The FDA lists the following symptoms as warnings:

decreased appetite, although some may continue to eat the treats but not other food
decreased activity, or lethargy
vomiting and diarrhea, sometimes with blood
increased water drinking and urination

An individual dog may show some or all of these signs. Blood tests may indicate kidney failure (increased urea nitrogen and creatinine). Urine tests may indicate Fanconi syndrome (increased glucose).

Although most dogs appear to recover, some dogs have died. The addictiveness of the foreign jerky treats remains a mystery. Pet owners and veterinarians alike have noted that even ill dogs will still consume them. A loving owner of a Yorkie recently contacted me with her story when her young dog began to show some of the warning signs listed above. She shared with me, “Sadly, she is going through withdrawals from the other strips and has been absolutely driving us crazy! We have never seen such frantic behavior. My husband says it’s the way addicts act when they are coming off drugs. She was glassy-eyed and would leap into my lap, place her little paws on my chest and try to beat on me! It has been so heartbreaking to witness, but we are sticking to our guns. She has stopped being such a lazybones and napping throughout the day and is way more active. We had friends over this weekend and they couldn’t believe the way she acted!”

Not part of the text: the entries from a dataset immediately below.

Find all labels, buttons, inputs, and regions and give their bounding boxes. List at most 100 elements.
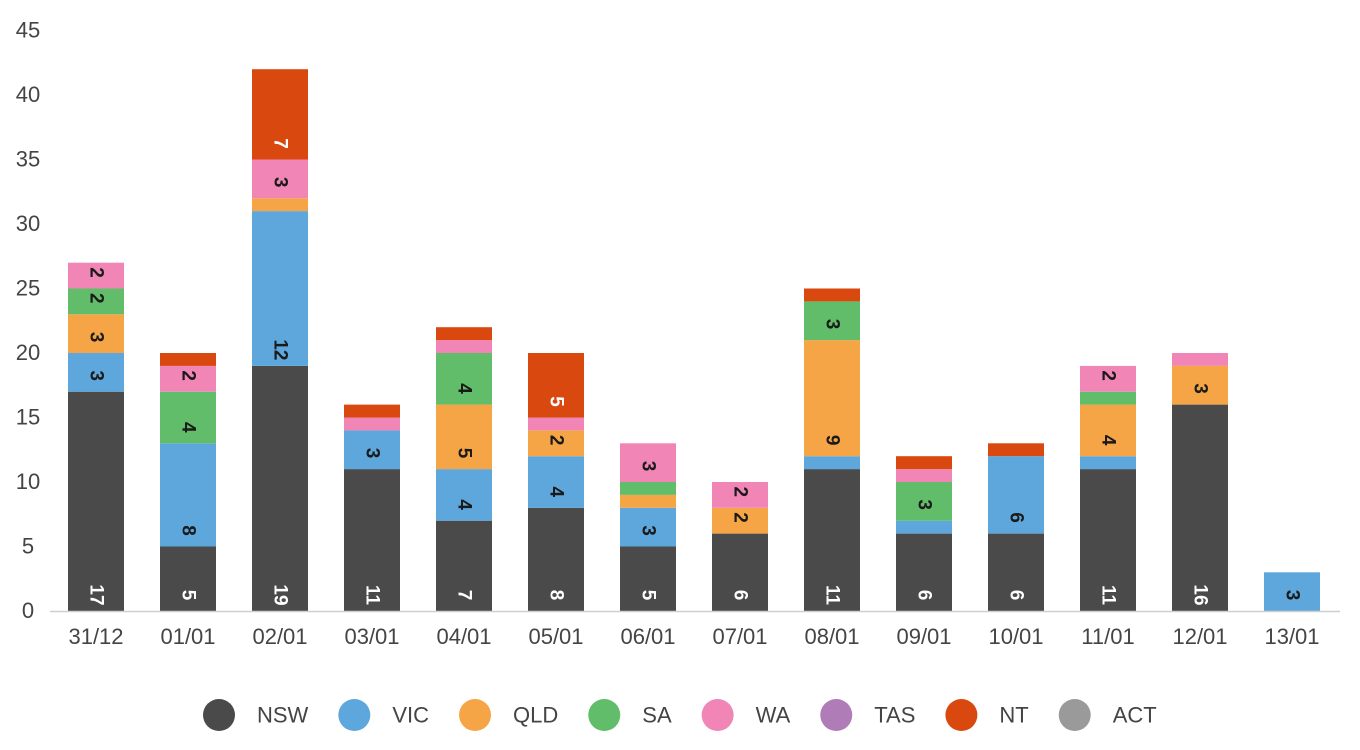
x-axis: 31/12 01/01 02/01 03/01 04/01 05/01 06/01 07/01…	[68, 624, 1319, 649]
legend-label: NSW	[257, 703, 309, 728]
data-label: 3	[1190, 383, 1211, 394]
data-label: 4	[454, 499, 475, 510]
data-label: 3	[86, 332, 107, 343]
data-label: 7	[270, 138, 291, 149]
y-axis: 0 5 10 15 20 25 30 35 40 45	[16, 17, 40, 623]
y-tick-label: 0	[22, 598, 34, 623]
bar-segment	[620, 546, 676, 611]
bars: 17 3 3 2 2 5 8 4 2 19 12 3 7 11 3 7 4 5 4 8 4 2 5 5 3 3 6 2 2 11 9 3 6 3 6…	[68, 69, 1320, 611]
data-label: 2	[1098, 370, 1119, 381]
bar-segment	[528, 417, 584, 431]
legend-item: WA	[701, 699, 791, 731]
bar-segment	[436, 520, 492, 611]
bar-segment	[896, 456, 952, 470]
bar-segment	[252, 211, 308, 366]
data-label: 17	[86, 584, 107, 605]
data-label: 11	[822, 585, 843, 606]
legend: NSW VIC QLD SA WA TAS NT ACT	[203, 699, 1157, 731]
bar-segment	[160, 353, 216, 366]
data-label: 6	[914, 590, 935, 601]
y-tick-label: 35	[16, 146, 40, 171]
bar-segment	[804, 340, 860, 457]
data-label: 4	[546, 487, 567, 498]
data-label: 19	[270, 584, 291, 605]
bar-segment	[344, 430, 400, 470]
x-tick-label: 13/01	[1264, 624, 1319, 649]
y-tick-label: 40	[16, 82, 40, 107]
bar-segment	[896, 520, 952, 534]
x-tick-label: 12/01	[1172, 624, 1227, 649]
legend-label: WA	[756, 703, 791, 728]
x-tick-label: 04/01	[436, 624, 491, 649]
bar-segment	[68, 314, 124, 353]
bar-segment	[1080, 456, 1136, 470]
bar-segment	[1080, 469, 1136, 611]
data-label: 5	[178, 590, 199, 601]
bar-segment	[160, 546, 216, 611]
bar-segment	[436, 340, 492, 353]
bar-segment	[896, 469, 952, 482]
bar-segment	[252, 198, 308, 212]
bar-segment	[68, 391, 124, 611]
legend-swatch	[588, 699, 621, 731]
y-tick-label: 25	[16, 275, 40, 300]
bar-segment	[712, 507, 768, 534]
data-label: 3	[270, 177, 291, 188]
legend-label: SA	[642, 703, 672, 728]
bar-segment	[68, 353, 124, 392]
bar-segment	[252, 159, 308, 199]
legend-item: NSW	[203, 699, 309, 731]
bar-segment	[1172, 404, 1228, 611]
bar-segment	[712, 482, 768, 508]
legend-label: NT	[999, 703, 1028, 728]
bar-segment	[528, 430, 584, 457]
bar-segment	[1264, 572, 1320, 611]
data-label: 16	[1190, 584, 1211, 605]
y-tick-label: 45	[16, 17, 40, 42]
x-tick-label: 09/01	[896, 624, 951, 649]
y-tick-label: 20	[16, 340, 40, 365]
data-label: 6	[1006, 590, 1027, 601]
bar-segment	[620, 507, 676, 547]
x-tick-label: 08/01	[804, 624, 859, 649]
bar-segment	[1080, 365, 1136, 392]
data-label: 4	[454, 383, 475, 394]
bar-segment	[252, 365, 308, 611]
legend-swatch	[203, 699, 235, 731]
legend-label: ACT	[1113, 703, 1157, 728]
data-label: 12	[270, 339, 291, 360]
data-label: 3	[822, 319, 843, 330]
data-label: 7	[454, 590, 475, 601]
bar-segment	[160, 443, 216, 547]
bar-segment	[252, 69, 308, 160]
bar-segment	[620, 482, 676, 495]
legend-swatch	[701, 699, 734, 731]
bar-segment	[528, 507, 584, 611]
data-label: 2	[86, 267, 107, 278]
bar-segment	[436, 327, 492, 341]
data-label: 3	[1282, 590, 1303, 601]
bar-segment	[436, 404, 492, 470]
bar-segment	[896, 533, 952, 611]
data-label: 3	[86, 370, 107, 381]
y-tick-label: 15	[16, 404, 40, 429]
bar-segment	[988, 443, 1044, 457]
data-label: 6	[1006, 512, 1027, 523]
bar-segment	[1172, 353, 1228, 366]
legend-item: ACT	[1058, 699, 1157, 731]
data-label: 6	[730, 590, 751, 601]
bar-segment	[988, 456, 1044, 534]
legend-swatch	[459, 699, 492, 731]
data-label: 3	[914, 499, 935, 510]
data-label: 8	[546, 590, 567, 601]
bar-segment	[620, 494, 676, 508]
legend-swatch	[945, 699, 978, 731]
data-label: 2	[546, 435, 567, 446]
x-tick-label: 10/01	[988, 624, 1043, 649]
legend-swatch	[820, 699, 853, 731]
bar-segment	[712, 533, 768, 611]
y-tick-label: 30	[16, 211, 40, 236]
bar-segment	[436, 353, 492, 405]
x-tick-label: 01/01	[160, 624, 215, 649]
data-label: 2	[730, 487, 751, 498]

The mission of Kona’s Chips is to help raise awareness to the danger of foreign chicken jerky and to dedicate our product to all dogs who have become ill or have died as a result. While most dog owners are aware of the massive pet food recalls and the problems associated with foreign food products, imported chicken treat products for dogs still line the shelves at most major chain stores. We ask that loving dog owners check the labels of these products for country of origin. And if knowledgeable breeders can pass this information along to their new puppy owners, it would help to raise awareness.